With Bataan cut off, providing sufficient food for the thousands of civilians and military personnel was at a crisis. In January, the men and nurses were put on half rations. In February, they were living on one meal of rationed rice, roots, tree leaves, and anything they could catch or steal. They were suffering from dysentery and malaria, and other diseases brought on by starvation, and lack of good water, with little or no medicines for treatment. When it became apparent that long promised reinforcements were not coming, that the war in Europe was first and foremost on their President’s mind, journalist Frank Hewlett wrote:

 

We’re the battling bastards of Bataan;

No mama, no papa, no Uncle Sam;

No aunts, no uncles, no cousins, no nieces,

No pills, no planes, no artillery pieces.

And nobody gives a damn.

Nobody gives a damn.

The Death March
Execution of Australian POW

The Japanese on the other hand, received reinforcements. On April 3, Good Friday, the final battle began. On April 8, the 200th and 515th were positioned just west of Cabcaben on Bataan Peninsula. In four months New Mexico’s artillery men had brought down 86 Japanese aircraft, but on the morning of 9 April 1942 they stood as infantrymen, their reinforcements never having arrived, they were alone, and “the last to lay down their arms.”

 

Following the surrender, the men would begin a march into Hell and into history. It would be called the Bataan Death March. Carlos was among the approximate 8,000 to 10,000 American survivors of that infamous march of April 1942. (Estimates place the numbers of Filipino soldiers and civilians forced to make the Death March at over 50,000, and as high as 70,000.)

 

Prisoners were first interned at Camp O’Donnell where hundreds died in ungodly filth from disease and starvation, and because they lost the strength, or the will, to fight on any longer. It is estimated that in the first six weeks following the Death March, one in six Americans died at O’Donnell, and by mid-May an American was dying every forty-five minutes.(1) The New Mexicans sought each other out, and stuck together as well as they could. In June, the men began moving north to the concentration camp Cabanatuan. By the end of that month, approximately 500 men had died of dysentery in Cabanatuan, and in July over 700.(2) June saw the outbreak of diphtheria.

 

From the beginning and throughout, the men suffered beatings and humiliation a non witness cannot possibly imagine. Executions were often prolonged for the pleasure of sadistic guards. If he were lucky, a man was killed quickly.

 

Carlos never saw his 22nd birthday. Like his early ancestors who came to the New World centuries before, he died half a world away from home in Cabanatuan prison camp on 7 July 1942.

 

When the end came, Manuel Armijo of Santa Fe, New Mexico was laying next to Carlos in “Zero Ward” in the camp hospital, so called because there was practically zero percent chance that a man could recover.

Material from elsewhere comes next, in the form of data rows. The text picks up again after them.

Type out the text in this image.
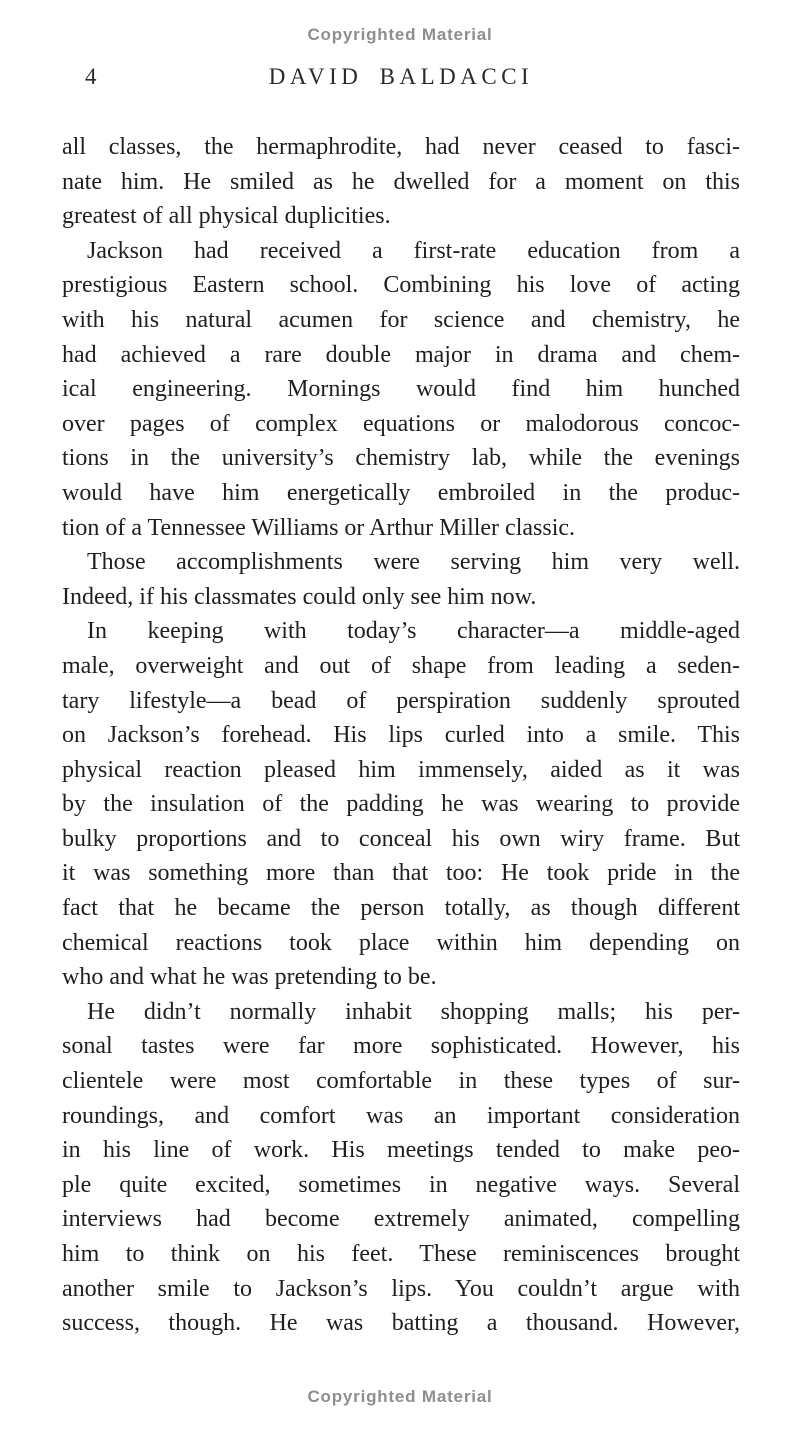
Copyrighted Material
4	DAVID BALDACCI
all classes, the hermaphrodite, had never ceased to fasci-
nate him. He smiled as he dwelled for a moment on this
greatest of all physical duplicities.
Jackson had received a first-rate education from a
prestigious Eastern school. Combining his love of acting
with his natural acumen for science and chemistry, he
had achieved a rare double major in drama and chem-
ical engineering. Mornings would find him hunched
over pages of complex equations or malodorous concoc-
tions in the university’s chemistry lab, while the evenings
would have him energetically embroiled in the produc-
tion of a Tennessee Williams or Arthur Miller classic.
Those accomplishments were serving him very well.
Indeed, if his classmates could only see him now.
In keeping with today’s character—a middle-aged
male, overweight and out of shape from leading a seden-
tary lifestyle—a bead of perspiration suddenly sprouted
on Jackson’s forehead. His lips curled into a smile. This
physical reaction pleased him immensely, aided as it was
by the insulation of the padding he was wearing to provide
bulky proportions and to conceal his own wiry frame. But
it was something more than that too: He took pride in the
fact that he became the person totally, as though different
chemical reactions took place within him depending on
who and what he was pretending to be.
He didn’t normally inhabit shopping malls; his per-
sonal tastes were far more sophisticated. However, his
clientele were most comfortable in these types of sur-
roundings, and comfort was an important consideration
in his line of work. His meetings tended to make peo-
ple quite excited, sometimes in negative ways. Several
interviews had become extremely animated, compelling
him to think on his feet. These reminiscences brought
another smile to Jackson’s lips. You couldn’t argue with
success, though. He was batting a thousand. However,
Copyrighted Material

Manuel Armijo did recover. Following his liberation from a Japanese prison camp at Omuta, Japan, he would gift an American flag to Carlos’ father, a Judge in Las Vegas, New Mexico. The Judge displayed the flag in his office until his retirement and remained bitter at the loss of his son for the rest of his life.

 

The Bataan-Corregidor Memorial Foundation of New Mexico, Inc. has dedicated itself to “maintain for future generations, the memory and unique history of the [New Mexico] men that served their country with bravery and great personal sacrifice on Bataan and Corregidor.”

 

Notes:

1.

Gavan Daws, Prisoners of the Japanese, POWs of World War II in the Pacific. 1994, William Morrow and Co., Inc., pp. 86, 87.

2.

Dorothy Cave, Beyond Courage, p. 224.